Journal entries, to me, are “primary data” and would not be tucked away in a Note. If I wanted to group entries up, I’d just roll them into a parent item…since indent-depth is unlimited there’s no reason not to do this. The only time I might put a running log into a Note is for tiny tasks, such as a phone call, where I’ll log each time I call, am waiting for the returned call, etc. until the exchange is resolved. This is info that has value while the task is still open, but will almost definitely not be important to me once it’s completed.

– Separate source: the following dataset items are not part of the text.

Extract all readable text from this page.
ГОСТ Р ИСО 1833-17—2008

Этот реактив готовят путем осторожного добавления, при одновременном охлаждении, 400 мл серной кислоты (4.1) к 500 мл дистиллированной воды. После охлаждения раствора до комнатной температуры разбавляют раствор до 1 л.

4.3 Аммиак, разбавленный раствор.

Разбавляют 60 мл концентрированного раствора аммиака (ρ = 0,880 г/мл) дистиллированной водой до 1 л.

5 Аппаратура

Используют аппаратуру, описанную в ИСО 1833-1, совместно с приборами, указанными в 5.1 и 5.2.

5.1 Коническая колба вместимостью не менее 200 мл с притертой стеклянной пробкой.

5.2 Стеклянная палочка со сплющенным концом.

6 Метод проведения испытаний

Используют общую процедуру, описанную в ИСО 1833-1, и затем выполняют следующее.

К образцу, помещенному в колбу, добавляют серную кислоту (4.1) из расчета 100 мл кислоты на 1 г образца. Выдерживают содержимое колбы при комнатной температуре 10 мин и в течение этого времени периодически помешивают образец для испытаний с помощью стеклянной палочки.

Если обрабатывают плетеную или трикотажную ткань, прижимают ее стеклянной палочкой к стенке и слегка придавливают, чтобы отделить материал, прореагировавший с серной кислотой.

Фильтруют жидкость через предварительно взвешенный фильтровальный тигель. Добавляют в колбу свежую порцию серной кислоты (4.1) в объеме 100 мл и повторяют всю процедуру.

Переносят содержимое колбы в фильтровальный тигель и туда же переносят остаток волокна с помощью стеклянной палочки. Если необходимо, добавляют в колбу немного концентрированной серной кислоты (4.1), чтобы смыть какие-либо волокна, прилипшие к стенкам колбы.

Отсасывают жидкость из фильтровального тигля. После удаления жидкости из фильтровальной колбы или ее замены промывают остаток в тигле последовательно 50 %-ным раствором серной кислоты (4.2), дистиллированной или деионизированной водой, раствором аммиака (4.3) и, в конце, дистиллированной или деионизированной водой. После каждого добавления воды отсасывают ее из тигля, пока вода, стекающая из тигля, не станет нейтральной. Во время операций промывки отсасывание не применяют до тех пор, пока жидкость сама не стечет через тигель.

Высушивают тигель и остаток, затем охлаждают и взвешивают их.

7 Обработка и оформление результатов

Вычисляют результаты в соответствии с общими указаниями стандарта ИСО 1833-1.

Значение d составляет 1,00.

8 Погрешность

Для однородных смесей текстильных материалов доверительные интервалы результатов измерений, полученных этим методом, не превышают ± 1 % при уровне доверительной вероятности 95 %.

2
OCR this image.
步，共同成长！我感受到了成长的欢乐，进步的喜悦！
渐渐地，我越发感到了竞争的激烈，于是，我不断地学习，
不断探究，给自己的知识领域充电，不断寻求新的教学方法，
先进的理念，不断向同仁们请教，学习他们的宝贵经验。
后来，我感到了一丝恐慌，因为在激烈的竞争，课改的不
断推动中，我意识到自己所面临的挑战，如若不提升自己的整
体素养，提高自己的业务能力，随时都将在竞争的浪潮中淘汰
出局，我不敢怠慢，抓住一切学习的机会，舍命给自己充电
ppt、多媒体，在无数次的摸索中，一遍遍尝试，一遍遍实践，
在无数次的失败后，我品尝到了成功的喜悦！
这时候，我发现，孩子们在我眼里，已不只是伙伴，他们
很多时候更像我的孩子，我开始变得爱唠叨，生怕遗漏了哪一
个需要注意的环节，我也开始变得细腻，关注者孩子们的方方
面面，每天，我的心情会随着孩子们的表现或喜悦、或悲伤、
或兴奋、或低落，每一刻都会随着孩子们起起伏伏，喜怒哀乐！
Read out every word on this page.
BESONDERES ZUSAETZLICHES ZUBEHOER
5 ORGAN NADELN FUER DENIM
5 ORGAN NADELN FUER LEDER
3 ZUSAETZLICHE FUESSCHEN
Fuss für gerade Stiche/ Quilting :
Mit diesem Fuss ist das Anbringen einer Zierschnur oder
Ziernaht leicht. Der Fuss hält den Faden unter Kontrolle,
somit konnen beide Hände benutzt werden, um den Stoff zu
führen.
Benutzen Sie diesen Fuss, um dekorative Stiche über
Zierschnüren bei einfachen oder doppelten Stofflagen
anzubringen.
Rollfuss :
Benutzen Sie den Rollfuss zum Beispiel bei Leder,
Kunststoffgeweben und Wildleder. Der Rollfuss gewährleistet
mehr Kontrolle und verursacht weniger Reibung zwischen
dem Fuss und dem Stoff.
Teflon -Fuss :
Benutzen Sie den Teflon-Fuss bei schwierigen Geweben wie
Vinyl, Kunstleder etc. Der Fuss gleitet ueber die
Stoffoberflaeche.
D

For me, the task for the call itself – that’s the journal entry. Legend is already logging created/modified/scheduled/completed dates for every item. So the main gist of my foregoing Slack posts was that with a few more (seemingly simple) tools I could leverage what Legend is already doing and extract from that an extremely flexible and functional Journaling system. With such an arrangement, I could simply dump entries into a document from my laptop, phone, etc. without even really caring where they land in the Document. So long as I applied appropriate tags, I could build a Pane to show me pretty much anything I wanted. A list of all the things I did, in the order I did them, for a single day, week, month? Sure. Only tasks related to work? Yes. To a specific client (for billing purposes)? No problem. Reverse-sorted and filtered on my “waiting for response” priority so I can see all entries that need followup, with the oldest ones first? Yep! All from a simple, single – maybe even totally flat – Document. I would never need to even look at the Outline; I could interface entirely via filtered and sorted Panes. And I’d never have to type a single date, unless I was back-dating an entry to catch up from a day away from the computer. That’s the dream!
The changes that would be needed are:
- User-editable created, modified, completed dates
- BUT, also control over which of those dates can be modified (relevant for applications with strict data integrity requirements, or in shared docs)
- Myriad improvements to how the current Group-By-<date> Panes work; today they are pretty jumbled.